After a hit to the head, when the soft brain hits the unyielding skull, the injury kicks off a cascade of changes. Some nerve cells become overactive, inflammation sets in, and blood flow is altered. These downstream events in the brain — and how they relate to concussion symptoms — can happen over hours and days, and are not easy to quickly measure, Dams-O’Connor says.
That makes diagnosing a concussion tricky. Clinicians often have to rely on patients saying they feel off or fuzzy. Professional athletes might not be eager to share those symptoms if it means they’ll be sidelined. “These are elite athletes who are conditioned to suck it up,” Dams-O’Connor says.
Other signs can indicate a concussion, such as a person’s gait or pupil dilation. “As clinicians, we are often triangulating multiple sources of information to make that call — was this or was this not a concussion?” Dams-O’Connor says. The scientific uncertainty in that call should lead clinicians to err on the side of caution, she says.

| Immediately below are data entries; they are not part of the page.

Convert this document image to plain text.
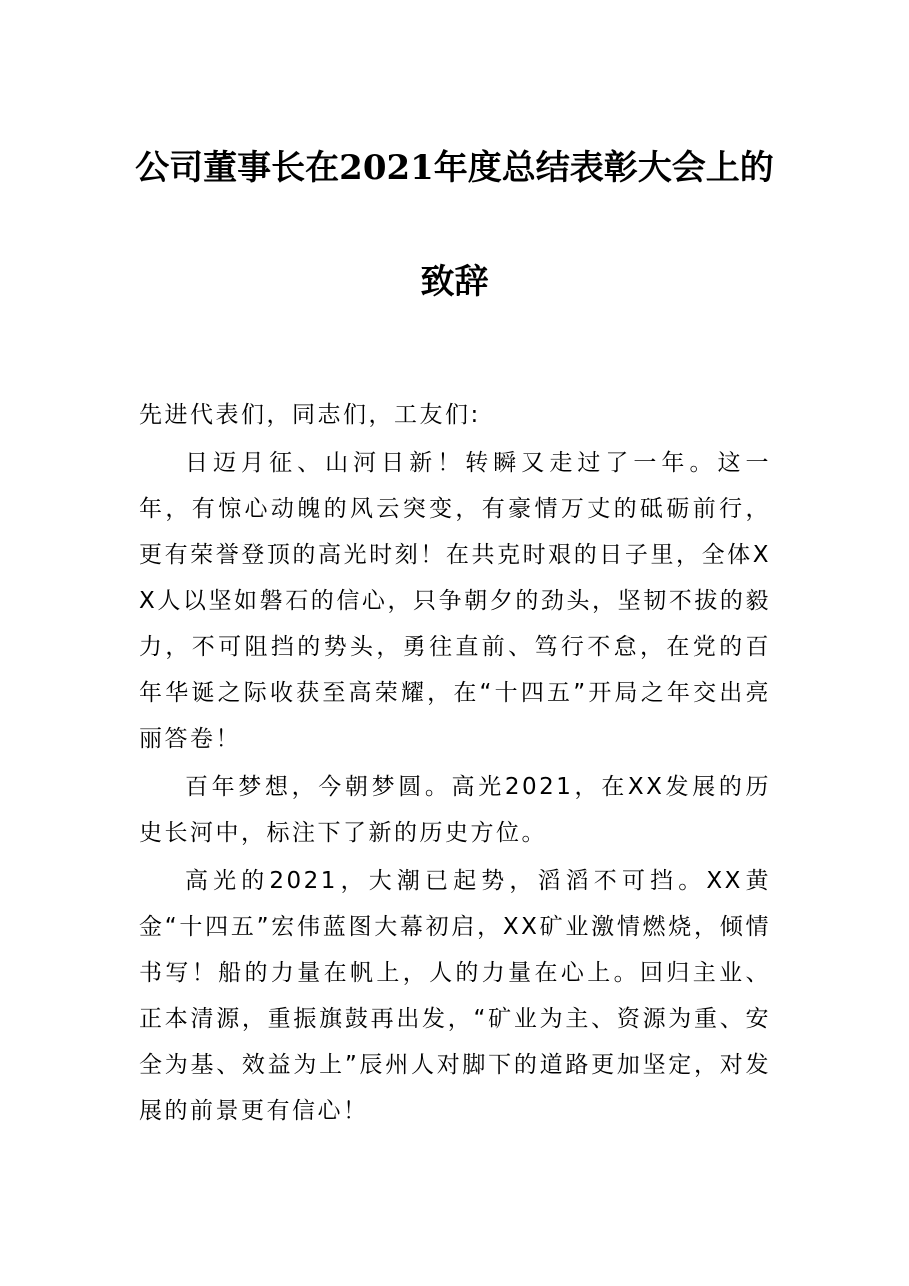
公司董事长在2021年度总结表彰大会上的
致辞

先进代表们，同志们，工友们:

日迈月征、山河日新！转瞬又走过了一年。这一年，有惊心动魄的风云突变，有豪情万丈的砥砺前行，更有荣誉登顶的高光时刻！在共克时艰的日子里，全体XX人以坚如磐石的信心，只争朝夕的劲头，坚韧不拔的毅力，不可阻挡的势头，勇往直前、笃行不怠，在党的百年华诞之际收获至高荣耀，在“十四五”开局之年交出亮丽答卷！

百年梦想，今朝梦圆。高光2021，在XX发展的历史长河中，标注下了新的历史方位。

高光的2021，大潮已起势，滔滔不可挡。XX黄金“十四五”宏伟蓝图大幕初启，XX矿业激情燃烧，倾情书写！船的力量在帆上，人的力量在心上。回归主业、正本清源，重振旗鼓再出发，“矿业为主、资源为重、安全为基、效益为上”辰州人对脚下的道路更加坚定，对发展的前景更有信心！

After a traumatic brain injury, recuperation is crucial. “It’s much worse when an individual isn’t given the proper time to rest and recover and gets a second impact in a close period of time,” says Daniel Daneshvar, a brain injury medicine doctor and neuroscientist at Mass General Brigham in Boston and Harvard Medical School. Looking at the brains of mice after two close-together hits, researchers have seen signs of worse damage and a longer recovery (SN: 2/5/16).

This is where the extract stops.